Richard Smalley will be a witness at the Energy and Natural Resources Committee oversight hearing on the sustainable low-emission generation of electricity today (Wednesday 28th April) in Washington DC. Readers who have been lucky enough to see Professor Smalleys talks on the need to bridge the terawatt energy gap, will understand how most of the issues involved with supplying renewable energy are materials, and therefore nanotechnology related.
The timing of the hearing, coming a day after Federal Reserve chairman Alan Greenspan warned that the “dramatic" rise of oil and gas futures was "an economic event that can significantly affect the long-term path of the US economy", could hardly have been more significant.
Renewable energy brings together two of the hottest current investment segments, nanotechnology and clean tech. While pundits have long been predicting that nanotechnology will attract a billion dollars a year in VC funding, clean tech has been attracting that for the past two years.

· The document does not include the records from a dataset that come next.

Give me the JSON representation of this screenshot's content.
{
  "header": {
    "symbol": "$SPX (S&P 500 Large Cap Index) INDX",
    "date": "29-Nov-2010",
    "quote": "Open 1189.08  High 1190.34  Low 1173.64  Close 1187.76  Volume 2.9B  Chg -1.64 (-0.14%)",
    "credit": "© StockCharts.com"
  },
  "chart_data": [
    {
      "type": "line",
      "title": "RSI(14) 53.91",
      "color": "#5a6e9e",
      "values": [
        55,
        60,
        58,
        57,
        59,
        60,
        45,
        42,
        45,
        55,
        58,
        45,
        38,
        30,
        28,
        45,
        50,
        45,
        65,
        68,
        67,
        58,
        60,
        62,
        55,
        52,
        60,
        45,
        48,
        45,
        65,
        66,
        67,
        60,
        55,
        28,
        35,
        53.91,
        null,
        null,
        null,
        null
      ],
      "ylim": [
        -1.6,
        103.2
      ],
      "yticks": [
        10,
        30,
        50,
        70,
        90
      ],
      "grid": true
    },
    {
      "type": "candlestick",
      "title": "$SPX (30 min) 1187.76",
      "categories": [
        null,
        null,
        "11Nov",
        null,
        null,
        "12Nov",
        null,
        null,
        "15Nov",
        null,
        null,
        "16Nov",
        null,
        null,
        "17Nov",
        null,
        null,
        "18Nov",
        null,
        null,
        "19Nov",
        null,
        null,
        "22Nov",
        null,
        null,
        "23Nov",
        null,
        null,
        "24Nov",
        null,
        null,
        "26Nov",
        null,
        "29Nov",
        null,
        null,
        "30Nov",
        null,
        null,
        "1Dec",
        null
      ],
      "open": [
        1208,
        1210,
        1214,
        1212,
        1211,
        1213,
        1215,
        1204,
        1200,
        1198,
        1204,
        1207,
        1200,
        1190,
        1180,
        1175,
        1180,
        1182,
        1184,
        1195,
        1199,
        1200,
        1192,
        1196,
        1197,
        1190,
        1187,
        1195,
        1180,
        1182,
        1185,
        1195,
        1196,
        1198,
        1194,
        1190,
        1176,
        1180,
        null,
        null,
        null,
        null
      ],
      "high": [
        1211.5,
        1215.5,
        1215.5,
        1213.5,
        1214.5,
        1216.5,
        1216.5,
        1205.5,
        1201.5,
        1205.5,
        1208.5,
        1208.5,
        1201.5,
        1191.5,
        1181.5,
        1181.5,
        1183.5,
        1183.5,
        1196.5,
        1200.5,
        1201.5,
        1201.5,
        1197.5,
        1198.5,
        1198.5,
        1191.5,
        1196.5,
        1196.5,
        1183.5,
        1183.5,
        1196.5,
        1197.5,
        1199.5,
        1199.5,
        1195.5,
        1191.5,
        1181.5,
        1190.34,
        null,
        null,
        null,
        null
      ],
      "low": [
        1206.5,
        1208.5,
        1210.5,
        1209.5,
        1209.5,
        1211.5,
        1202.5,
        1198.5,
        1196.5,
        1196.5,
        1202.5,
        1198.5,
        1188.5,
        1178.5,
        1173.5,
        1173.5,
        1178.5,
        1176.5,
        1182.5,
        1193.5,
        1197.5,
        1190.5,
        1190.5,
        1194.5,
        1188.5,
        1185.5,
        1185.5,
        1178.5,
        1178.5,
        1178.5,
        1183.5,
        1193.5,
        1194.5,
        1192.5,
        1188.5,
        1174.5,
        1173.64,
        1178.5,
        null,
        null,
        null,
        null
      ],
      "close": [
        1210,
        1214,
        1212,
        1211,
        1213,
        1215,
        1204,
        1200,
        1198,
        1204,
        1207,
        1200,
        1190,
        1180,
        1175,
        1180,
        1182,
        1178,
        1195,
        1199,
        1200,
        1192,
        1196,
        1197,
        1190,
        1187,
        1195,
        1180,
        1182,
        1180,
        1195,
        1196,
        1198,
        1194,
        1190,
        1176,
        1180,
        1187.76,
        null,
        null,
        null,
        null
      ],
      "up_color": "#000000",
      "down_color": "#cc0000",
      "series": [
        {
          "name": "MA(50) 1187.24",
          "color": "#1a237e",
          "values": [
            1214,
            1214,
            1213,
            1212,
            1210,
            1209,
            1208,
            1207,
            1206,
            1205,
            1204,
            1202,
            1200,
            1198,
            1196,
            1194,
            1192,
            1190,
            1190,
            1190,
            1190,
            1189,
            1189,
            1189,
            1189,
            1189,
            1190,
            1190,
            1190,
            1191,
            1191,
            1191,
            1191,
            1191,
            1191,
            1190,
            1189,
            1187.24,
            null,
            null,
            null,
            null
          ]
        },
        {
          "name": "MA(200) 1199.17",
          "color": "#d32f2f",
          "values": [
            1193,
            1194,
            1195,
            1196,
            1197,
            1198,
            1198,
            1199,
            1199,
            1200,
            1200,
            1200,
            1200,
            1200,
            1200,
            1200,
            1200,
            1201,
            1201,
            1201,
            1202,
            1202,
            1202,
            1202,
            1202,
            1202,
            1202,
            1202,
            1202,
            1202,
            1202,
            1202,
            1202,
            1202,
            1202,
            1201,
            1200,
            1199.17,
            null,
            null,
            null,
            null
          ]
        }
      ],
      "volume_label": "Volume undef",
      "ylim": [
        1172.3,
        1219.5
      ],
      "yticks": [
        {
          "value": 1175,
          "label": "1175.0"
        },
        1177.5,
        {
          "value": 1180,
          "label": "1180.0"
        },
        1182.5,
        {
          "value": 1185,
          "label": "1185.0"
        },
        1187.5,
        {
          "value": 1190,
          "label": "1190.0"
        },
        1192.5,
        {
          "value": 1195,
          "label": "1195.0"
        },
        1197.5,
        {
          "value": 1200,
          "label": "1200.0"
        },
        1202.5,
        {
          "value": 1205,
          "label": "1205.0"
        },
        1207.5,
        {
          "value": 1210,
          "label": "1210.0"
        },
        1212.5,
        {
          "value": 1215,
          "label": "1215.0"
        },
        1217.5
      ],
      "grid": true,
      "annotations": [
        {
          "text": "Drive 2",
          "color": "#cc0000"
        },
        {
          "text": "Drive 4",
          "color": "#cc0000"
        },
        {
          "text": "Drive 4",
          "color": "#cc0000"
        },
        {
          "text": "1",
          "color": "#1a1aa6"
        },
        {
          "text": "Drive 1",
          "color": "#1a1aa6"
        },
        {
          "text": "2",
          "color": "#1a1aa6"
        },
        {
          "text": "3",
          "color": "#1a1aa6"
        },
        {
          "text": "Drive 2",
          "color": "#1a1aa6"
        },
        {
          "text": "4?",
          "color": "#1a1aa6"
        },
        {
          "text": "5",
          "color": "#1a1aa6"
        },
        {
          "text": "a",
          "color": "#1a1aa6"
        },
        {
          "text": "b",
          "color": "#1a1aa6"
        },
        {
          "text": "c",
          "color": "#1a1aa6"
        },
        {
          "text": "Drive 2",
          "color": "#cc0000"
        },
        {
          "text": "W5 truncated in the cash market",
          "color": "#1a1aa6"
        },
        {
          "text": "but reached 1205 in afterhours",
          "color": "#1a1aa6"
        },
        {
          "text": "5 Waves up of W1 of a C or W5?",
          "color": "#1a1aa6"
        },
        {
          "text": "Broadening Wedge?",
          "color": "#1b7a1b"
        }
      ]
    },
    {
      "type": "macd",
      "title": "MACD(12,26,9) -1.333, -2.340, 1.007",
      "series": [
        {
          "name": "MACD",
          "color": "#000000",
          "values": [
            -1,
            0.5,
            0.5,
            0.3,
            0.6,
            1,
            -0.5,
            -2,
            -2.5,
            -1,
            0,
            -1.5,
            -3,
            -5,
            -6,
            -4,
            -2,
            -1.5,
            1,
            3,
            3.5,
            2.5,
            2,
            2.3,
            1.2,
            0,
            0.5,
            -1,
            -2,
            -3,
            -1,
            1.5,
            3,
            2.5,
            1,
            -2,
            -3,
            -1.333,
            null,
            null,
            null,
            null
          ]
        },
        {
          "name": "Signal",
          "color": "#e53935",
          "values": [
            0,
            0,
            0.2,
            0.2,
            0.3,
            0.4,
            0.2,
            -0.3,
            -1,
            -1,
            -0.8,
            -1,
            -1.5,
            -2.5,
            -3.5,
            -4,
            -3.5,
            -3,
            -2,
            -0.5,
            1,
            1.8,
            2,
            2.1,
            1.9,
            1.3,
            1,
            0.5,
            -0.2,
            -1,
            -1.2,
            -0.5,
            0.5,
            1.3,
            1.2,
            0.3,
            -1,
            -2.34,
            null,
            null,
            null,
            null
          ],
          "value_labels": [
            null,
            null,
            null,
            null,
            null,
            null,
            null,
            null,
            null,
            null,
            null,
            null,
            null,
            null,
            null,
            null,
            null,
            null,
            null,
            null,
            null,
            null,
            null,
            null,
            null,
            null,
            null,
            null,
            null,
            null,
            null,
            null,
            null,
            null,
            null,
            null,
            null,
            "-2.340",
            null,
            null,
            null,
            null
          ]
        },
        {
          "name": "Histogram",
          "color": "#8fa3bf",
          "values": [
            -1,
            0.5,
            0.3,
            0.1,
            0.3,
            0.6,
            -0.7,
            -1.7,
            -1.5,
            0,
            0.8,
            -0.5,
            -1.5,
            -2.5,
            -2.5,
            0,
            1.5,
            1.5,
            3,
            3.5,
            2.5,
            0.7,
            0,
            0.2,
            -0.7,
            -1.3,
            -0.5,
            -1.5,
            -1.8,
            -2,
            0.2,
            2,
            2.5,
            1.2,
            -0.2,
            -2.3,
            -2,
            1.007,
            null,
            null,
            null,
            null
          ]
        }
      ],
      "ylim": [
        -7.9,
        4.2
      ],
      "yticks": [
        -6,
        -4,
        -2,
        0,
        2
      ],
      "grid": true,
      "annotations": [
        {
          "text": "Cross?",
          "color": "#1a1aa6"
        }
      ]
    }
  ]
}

It really brings home a fundamental point about investing in nanotechnology. No one invests solely in a technology; they look at its applications. Nanosolar, Nanosys, Konarka and a host of other companies are all powering ahead making flexible solar cells comparable in price and efficiency to silicon ones.
We’ll stick our necks out and predict that if the Nanosys IPO goes smoothly, one of the next wave will be a clean (nano)tech company.